Babenco dirige bem os atores que fazem a equipe do
hospital mas o foco é sempre o rosto de Dafoe, onde se estampa a dor, a agitação
da morfina, o medo de morrer. É um homem só, que enfrenta tudo aquilo que fazem
no seu corpo, tentando fazer nascer um outro sistema imunológico, uma outra
vida.
Mas o roteiro traz momentos de respiração com cenas de
humor negro criativas, envolvendo as visitas de um funcionário da Morte (Selton
Mello, ótimo) e sua companheira surreal (Vera Barreto Leite). Falam bobagens,
jogam xadrez e Dafoe acorda aliviado. Ainda não foi daquela
vez.
O título do filme, que fala de um amigo hindu,
justifica-se na salinha de quimioterapia, onde Diego tem como companheiro um
menino que joga video-game e não se interessa por ele, até que o adulto começa a
contar histórias que distraem tanto ele mesmo como o menino. A magia da
imaginação os distancia daquele hospital.
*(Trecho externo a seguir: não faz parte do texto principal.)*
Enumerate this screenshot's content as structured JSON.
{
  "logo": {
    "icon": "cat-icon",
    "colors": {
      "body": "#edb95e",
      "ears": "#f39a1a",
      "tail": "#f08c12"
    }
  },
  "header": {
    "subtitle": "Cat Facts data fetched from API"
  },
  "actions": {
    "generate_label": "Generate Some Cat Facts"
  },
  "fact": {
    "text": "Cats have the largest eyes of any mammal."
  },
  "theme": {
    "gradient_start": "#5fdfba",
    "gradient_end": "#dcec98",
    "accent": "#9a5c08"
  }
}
Neste momento do filme desaparece o diretor mal humorado
e há doçura na voz que conta histórias.
A mesma doçura que havia na fala com o filho de sua
mulher Livia, quando se despede dele porque vai se tratar longe dali. Ele leva o
brinquedo do menino consigo e também vai com ele para aquela salinha, onde o
brinquedo é uma ponte para chegar no pequeno paciente.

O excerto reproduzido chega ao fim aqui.